Above all, Cho-san told us, Toyota focused its efforts on the principle of clearly separating work from waste. They analyzed each step in the work process, identified what was absolutely necessary to get the work done, and everything else was classified as waste. By eliminating such waste on the production floor, Toyota saw tremendous simplification in the work processes. Productivity, as well as quality, started to rise dramatically.
Today, medical research is viewed as a very glamorous field, the recipient of billions and billions of dollars in funding from NIH and other sources. Everyone knows that eventually, the fruits of all that research have to get to the people that will hopefully be helped by them through the health care system. But that aspect of the problem has not received much organized attention until recently, a state of affairs that has led us to our current near-out-of-control situation.
Perversely, the more numerous and sophisticated our advances in medical research are, the more of a strain they cause on the health care system, whose job is to deliver these advances to patients. As we know, the system is already way overtaxed and lacks the resources, especially the research and education, to do its job properly, let alone absorb even more medical advances coming its way. No wonder we find ourselves in our current situation.
What this grand challenge problem is crying for, more than anything else, is leadership. We have more technology than ever at our disposal, which if properly organized should enable us to start making progress in improving the productivity and quality of health care - from the Internet, to sensors, to mobile devices and real-time information analysis.

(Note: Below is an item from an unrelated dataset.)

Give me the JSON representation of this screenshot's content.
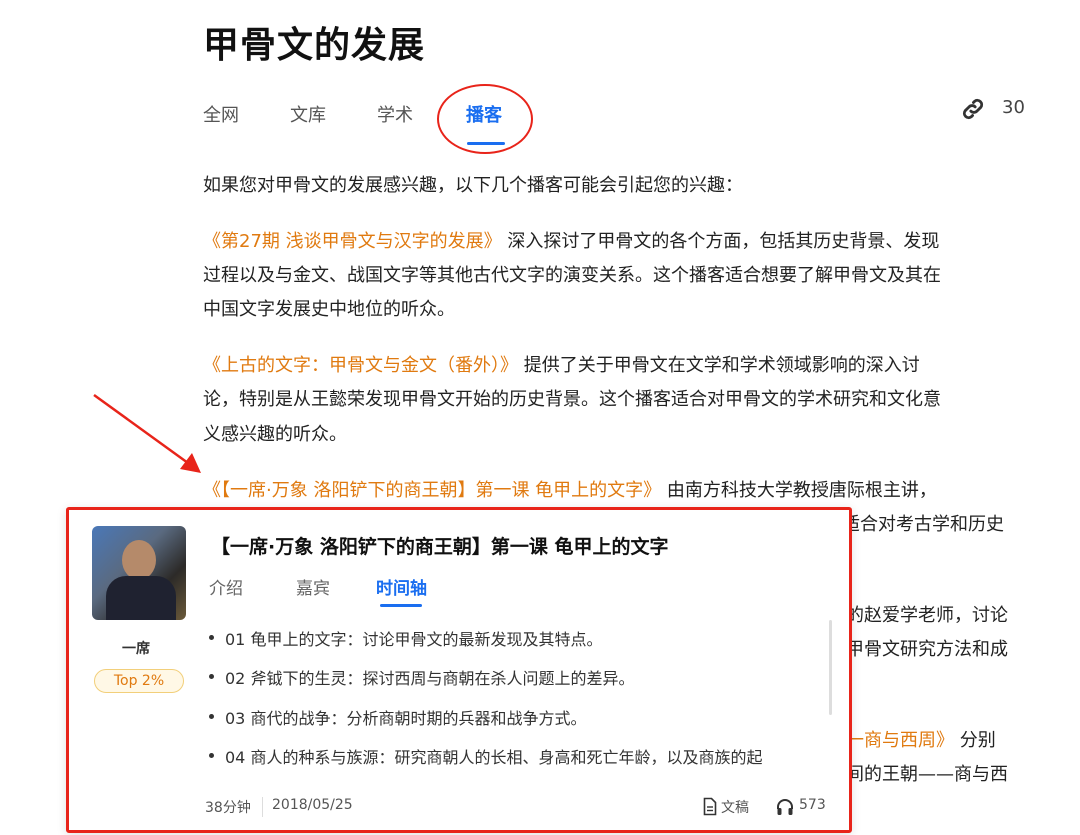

Someone - the next U.S. President, regardless of who he or she is, it is to be hoped - will stand up and, like John Kennedy in May of 1961, declare that our nation should commit itself to improve significantly the productivity and quality of health care for all over the next decade. And, like JFK in that memorable speech to Congress, the new President needs to tell the country that no single project in this period will be more important to the nation, or more difficult or expensive to accomplish. Let's hope we do so before the situation deteriorates even further.